Rotund little man, long nose, enormous bag. The peddler. "Stop here,"
she said. The driver needed no coaxing.

"I was grateful," he said. "But we're even now, lady. There won't be
any charge." And away he went.

       *       *       *       *       *

"Hello, there," she said.

"Hello," said the peddler.

"I made up my mind."

"Naturally."

"What did you say?"

"Naturally, my dear lady. They always do. You've decided you'd had
enough of adventure, right?"

"Well--y-yes."

"Always do. All right."

"Don't you have to do anything to change me back?"

"Nope. They always do. It wears off, you see. Besides, the memory of
it keeps them happy, sort of. Or content. I don't know. Never was a
housewife. Well, good-bye, dear lady. Got a job down the block."

"Right down _this_ block?"

"Someone you know? Of course, it's someone you know. You'd be surprised
how many housewives we Happiness Salesmen do visit. They keep it
secret, of course, like you'll keep it secret."

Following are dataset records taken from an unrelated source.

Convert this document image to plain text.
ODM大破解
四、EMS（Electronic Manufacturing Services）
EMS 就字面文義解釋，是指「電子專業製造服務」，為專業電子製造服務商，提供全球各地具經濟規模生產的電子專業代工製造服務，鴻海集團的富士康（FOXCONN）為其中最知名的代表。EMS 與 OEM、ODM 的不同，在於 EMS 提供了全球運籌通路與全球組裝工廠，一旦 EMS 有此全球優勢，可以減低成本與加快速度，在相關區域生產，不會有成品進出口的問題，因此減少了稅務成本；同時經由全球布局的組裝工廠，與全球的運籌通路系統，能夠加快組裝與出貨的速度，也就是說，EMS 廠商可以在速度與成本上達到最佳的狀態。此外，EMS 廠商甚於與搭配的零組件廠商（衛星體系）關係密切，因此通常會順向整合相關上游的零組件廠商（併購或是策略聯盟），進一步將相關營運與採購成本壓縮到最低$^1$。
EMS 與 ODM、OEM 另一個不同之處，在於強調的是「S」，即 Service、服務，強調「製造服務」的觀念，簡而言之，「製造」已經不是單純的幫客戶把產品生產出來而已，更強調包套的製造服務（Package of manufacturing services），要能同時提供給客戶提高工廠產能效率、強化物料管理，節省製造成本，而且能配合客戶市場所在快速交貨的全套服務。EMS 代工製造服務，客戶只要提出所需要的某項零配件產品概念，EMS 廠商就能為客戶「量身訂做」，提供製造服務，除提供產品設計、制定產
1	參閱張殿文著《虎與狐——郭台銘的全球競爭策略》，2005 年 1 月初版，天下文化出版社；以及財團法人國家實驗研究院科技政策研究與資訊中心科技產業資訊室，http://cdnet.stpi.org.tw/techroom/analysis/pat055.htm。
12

And the peddler walked off with his enormous bag.

Jeanne-Marie watched him for a while. While she was watching him, she
became Mary-Jean. She could feel it. The electric tingling was gone
from her skin. The ravishingly beautiful face and the million-dollar
figure were gone.

She went toward the front door of her house. She was just plain
Mary-Jean now. She liked it suddenly. She never thought she would like
it.

Mary-Jean suddenly knew, without knowing how she knew, that sooner or
later the Happiness Salesman visited almost every housewife there ever
was.

Somehow, the thought of it made her feel very good.